Die Afrikanische Schweinepest ist in Russland nicht zu stoppen. Jetzt wird eine Ausbreitung in die Intensivregion Belgorod befürchtet. Die Regierung erwägt 4,5 Mio. Schweine, die in kleineren Höfen gehalten werden, zu beschlagnahmen.

 In Russland grassiert weiter die Afrikanische Schweinepest. Eine Ausbreitung der Krankheit in die Intensivregion Belgorod wird befürchtet. Der dortigen Subsistenzwirtschaft drohen drastische Maßnahmen, berichtete die "Agrarzeitung" online. Nach Angaben des Föderalen Aufsichtsdiensts für Tier- und Pflanzengesundheit (Rosselkhoznadzor) in Moskau wurden in diesem Jahr bis Mitte Juli insgesamt 25 Ausbrüche dieser Krankheit in Schweinebeständen registriert. Bei einem dieser Ausbrüche handelte es sich um den größten Fall in der Tierseuchengeschichte Russlands.

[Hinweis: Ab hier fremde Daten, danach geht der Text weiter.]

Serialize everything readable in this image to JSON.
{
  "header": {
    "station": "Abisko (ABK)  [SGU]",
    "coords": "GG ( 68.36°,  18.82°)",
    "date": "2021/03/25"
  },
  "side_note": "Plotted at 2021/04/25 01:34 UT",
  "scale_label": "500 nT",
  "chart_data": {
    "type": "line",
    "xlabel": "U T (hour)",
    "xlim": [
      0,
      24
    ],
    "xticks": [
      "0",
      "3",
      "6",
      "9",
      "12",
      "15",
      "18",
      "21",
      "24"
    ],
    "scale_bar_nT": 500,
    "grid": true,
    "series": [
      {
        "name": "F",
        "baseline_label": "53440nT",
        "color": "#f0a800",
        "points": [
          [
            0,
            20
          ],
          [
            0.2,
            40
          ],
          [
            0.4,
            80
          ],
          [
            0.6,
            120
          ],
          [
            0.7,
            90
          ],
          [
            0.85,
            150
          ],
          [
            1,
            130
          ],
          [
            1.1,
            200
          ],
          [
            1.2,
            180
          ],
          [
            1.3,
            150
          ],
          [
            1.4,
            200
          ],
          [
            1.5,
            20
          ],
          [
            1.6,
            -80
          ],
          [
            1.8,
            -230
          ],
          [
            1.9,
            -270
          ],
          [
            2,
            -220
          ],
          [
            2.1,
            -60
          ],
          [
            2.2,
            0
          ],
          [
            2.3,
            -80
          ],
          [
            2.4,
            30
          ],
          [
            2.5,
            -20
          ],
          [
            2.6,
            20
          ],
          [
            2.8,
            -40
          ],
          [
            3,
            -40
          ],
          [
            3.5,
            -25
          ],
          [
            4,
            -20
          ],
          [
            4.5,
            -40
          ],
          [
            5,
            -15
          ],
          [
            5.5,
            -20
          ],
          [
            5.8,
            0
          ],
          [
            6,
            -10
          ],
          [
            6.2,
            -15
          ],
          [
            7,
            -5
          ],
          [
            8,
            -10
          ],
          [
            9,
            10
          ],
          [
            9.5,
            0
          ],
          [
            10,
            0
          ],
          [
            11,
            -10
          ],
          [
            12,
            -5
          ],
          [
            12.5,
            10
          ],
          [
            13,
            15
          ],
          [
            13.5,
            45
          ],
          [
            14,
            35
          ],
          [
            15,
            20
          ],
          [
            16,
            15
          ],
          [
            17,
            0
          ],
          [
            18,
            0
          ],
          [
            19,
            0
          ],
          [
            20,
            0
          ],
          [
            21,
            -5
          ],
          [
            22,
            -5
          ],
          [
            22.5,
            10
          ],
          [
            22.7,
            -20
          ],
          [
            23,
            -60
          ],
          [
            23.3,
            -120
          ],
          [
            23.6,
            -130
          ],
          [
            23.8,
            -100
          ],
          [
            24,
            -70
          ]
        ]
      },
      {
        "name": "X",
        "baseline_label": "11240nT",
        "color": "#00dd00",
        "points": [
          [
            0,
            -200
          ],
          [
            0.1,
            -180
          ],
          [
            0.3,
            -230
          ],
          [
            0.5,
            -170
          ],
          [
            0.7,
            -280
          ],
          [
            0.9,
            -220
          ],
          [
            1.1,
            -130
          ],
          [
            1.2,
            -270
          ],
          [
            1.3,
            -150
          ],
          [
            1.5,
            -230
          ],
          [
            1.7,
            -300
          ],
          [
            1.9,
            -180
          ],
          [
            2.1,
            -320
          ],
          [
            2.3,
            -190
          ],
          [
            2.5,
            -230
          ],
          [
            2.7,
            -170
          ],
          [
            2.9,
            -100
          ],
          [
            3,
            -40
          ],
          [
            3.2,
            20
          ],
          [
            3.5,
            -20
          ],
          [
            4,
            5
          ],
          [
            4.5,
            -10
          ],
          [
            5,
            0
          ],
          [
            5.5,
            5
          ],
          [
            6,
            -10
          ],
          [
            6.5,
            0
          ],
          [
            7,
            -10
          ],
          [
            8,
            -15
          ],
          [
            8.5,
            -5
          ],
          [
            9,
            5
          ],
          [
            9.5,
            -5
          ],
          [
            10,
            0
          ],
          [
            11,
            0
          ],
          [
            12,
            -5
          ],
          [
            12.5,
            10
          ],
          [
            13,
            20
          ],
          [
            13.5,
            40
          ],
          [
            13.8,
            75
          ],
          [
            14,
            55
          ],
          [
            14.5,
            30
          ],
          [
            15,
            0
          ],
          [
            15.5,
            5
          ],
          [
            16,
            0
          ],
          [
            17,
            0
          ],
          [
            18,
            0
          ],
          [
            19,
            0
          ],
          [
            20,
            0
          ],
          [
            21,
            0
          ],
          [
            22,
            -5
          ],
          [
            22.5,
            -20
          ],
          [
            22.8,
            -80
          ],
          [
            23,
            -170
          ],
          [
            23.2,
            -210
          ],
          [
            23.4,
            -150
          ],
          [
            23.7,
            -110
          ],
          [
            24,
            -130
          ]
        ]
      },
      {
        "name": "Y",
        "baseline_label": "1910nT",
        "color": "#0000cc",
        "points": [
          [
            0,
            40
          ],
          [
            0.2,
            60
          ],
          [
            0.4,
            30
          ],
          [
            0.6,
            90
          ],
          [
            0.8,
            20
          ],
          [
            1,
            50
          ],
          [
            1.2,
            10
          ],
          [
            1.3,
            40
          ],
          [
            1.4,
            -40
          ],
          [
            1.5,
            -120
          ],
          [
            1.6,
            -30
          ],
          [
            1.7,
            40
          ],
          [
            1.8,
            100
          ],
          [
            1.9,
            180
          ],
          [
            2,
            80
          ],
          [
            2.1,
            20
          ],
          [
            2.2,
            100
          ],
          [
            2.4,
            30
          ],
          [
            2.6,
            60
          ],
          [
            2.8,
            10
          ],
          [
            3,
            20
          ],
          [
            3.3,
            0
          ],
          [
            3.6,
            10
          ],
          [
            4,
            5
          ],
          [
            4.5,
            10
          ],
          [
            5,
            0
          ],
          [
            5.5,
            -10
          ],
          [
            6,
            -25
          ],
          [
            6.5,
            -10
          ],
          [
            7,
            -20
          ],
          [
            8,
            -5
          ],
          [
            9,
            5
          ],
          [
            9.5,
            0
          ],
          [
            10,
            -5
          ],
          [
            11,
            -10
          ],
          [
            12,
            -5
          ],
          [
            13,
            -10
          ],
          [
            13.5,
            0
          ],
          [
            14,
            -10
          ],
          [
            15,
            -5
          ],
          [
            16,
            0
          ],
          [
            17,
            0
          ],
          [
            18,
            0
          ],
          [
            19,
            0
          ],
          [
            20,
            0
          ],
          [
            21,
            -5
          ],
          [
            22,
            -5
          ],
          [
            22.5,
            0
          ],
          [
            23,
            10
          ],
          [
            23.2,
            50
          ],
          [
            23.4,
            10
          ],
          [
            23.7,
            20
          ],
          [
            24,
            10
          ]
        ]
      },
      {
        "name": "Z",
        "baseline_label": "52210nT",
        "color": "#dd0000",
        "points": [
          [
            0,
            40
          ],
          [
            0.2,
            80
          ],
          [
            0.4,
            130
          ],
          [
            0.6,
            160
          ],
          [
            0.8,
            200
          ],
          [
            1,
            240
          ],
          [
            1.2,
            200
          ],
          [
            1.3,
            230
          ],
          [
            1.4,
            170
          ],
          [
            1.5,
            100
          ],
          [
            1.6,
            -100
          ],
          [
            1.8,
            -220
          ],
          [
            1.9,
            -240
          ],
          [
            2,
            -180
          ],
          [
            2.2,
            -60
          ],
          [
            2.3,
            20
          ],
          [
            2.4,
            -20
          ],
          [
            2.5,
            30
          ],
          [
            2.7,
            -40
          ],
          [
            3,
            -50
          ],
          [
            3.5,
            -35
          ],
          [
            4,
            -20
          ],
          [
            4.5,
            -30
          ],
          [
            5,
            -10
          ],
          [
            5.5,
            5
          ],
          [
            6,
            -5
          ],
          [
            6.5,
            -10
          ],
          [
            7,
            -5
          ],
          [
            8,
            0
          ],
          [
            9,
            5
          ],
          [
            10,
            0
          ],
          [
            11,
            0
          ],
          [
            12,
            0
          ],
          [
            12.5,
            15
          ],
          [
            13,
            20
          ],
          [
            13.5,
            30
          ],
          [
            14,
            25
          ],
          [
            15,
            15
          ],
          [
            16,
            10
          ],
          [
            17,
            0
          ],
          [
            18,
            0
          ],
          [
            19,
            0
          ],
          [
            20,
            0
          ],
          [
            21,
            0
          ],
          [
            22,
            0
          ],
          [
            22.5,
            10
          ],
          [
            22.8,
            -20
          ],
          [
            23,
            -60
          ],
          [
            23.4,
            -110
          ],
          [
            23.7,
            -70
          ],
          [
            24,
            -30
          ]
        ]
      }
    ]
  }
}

Dabei waren in der Region Sawolshskij 155.500 Schweine betroffen.
 

Experten warnen vor verheerenden Folgen

Medienberichten zufolge erwägt die Regierung, die landesweit insgesamt rund 4,5 Mio. Schweine, die in kleineren Höfen gehalten werden, zu beschlagnahmen. Veterinärexperten warnten unterdessen vor den verheerenden Folgen für den russischen Schweinefleischsektor, sollte das Virus in die Region Belgorod vordringen, wo die meisten großen Schweinezuchtbetriebe Russlands ansässig sind.

Ukraine: 13 Fälle von Schweinepest

In der Ukraine sind seit Anfang dieses Jahres laut Rosselkhoznadzor 13 Fälle von Schweinepest in den Betrieben verzeichnet worden. Zuletzt traf es dabei einen Hof mit etwa 530 Tieren in der Region Tscherkassy. Nach Einschätzung der Moskauer Behörde ist die Gefahr einer weiteren grenzüberschreitenden Ausbreitung der Seuche sehr hoch, da beispielsweise ein Großteil der Schweine in Moldawien und Rumänien in privaten Höfen ohne wirkungsvollen Tierseuchenschutz gehalten werden.